Appellants’ argument that the case of Pennsylvania National Mutual Casualty Insurance Company v. Barnett, supra, requires a reversal of the Commission’s holding in the instant case in requiring appellants to pay the claim of the Veterans Administration Hospital is not convincing. Barnett is not on all fours with the instant case and, consequently, is to be distinguished. For example, in Barnett, the Veterans Administration Hospital was a party litigant in the action, whereas, in the instant case, the Veterans Administration Hospital is not. From the inception of the. controversy centered around the claim of the Veterans Administration Hospital, the appelleewidow has taken all of the affirmative steps to require appellants to pay the medical expenditures incurred in connection with her husband’s injury. Moreover, in the instant case, the employee-decedent was admitted to the Veterans Administration Hospital in a comatose state and, as a matter of fact, never regained consciousness. The Veterans Administration Hospital could not comply with Rule 21 or obtain an assignment of Workmen’s Compensation Commission benefits because it had no knowledge of the existence of such benefits. However, upon learning of Workmen’s Compensation coverage, the Veterans Administration Hospital took prompt action to file its claim. On the other hand, in Barnett, the injured employee did not execute an assignment of Workmen’s Compensation benefits to the Veterans Administration Hospital, although Barnett was physically and mentally able to execute an assignment and, did in fact, execute other documents during his confinement.
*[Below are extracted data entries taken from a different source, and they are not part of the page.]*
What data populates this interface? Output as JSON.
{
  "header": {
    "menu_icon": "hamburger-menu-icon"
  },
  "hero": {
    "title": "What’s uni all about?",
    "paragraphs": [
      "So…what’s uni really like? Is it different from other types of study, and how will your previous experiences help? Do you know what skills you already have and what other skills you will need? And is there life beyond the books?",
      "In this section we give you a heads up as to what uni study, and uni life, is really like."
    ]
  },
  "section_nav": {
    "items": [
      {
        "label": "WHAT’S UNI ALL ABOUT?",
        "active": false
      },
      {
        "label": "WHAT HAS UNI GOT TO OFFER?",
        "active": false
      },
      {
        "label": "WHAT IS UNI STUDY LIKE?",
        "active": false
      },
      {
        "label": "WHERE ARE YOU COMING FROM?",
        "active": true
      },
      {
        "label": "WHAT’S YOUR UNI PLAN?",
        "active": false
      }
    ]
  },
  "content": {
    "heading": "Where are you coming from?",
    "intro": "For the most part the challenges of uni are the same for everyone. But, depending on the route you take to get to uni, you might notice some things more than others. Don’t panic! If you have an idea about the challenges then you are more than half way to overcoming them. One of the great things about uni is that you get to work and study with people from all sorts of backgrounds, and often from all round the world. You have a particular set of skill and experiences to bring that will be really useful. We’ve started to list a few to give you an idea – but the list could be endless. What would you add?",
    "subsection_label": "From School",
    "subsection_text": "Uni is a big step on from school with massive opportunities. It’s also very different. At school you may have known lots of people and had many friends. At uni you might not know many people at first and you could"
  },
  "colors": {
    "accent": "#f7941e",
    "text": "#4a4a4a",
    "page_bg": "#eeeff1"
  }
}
In addition, although the initial hearing in the Workmen’s Compensation action was held on July 25, 1974, appellants did not assert lack of standing to claim payment for medical expenditures by the Veterans Administration Hospital until January 3, 1977. Besides, the record reflects *746that appellants may have led the Commission and appellee to believe that the only question to be raised about medical expenditures, if any at all, would relate to the reasonableness of such expenditures. Consequently, not only is there a basis for laches to be invoked, but, perhaps estoppel as well.

II.

Relative to appellants’ argument that the Veterans Administration Hospital did not comply with Rule 21 of the Commission, we would simply state that what we have already said above applies here. However, it seems apparent from the record that appellants knew that decedent had been transferred to the Veterans Administration Hospital and was admitted in a comatose state and appellants could have taken steps to offer to provide care for the decedent in a private hospital under the care of a private physician, thus,, laying a foundation for invoking Rule 21 of the Commission and, consequently, deriving whatever benefits appellant may have been entitled to under this rule.

Affirmed.

We agree. Harris, C.J., and George Rose Smith and Hickman, JJ.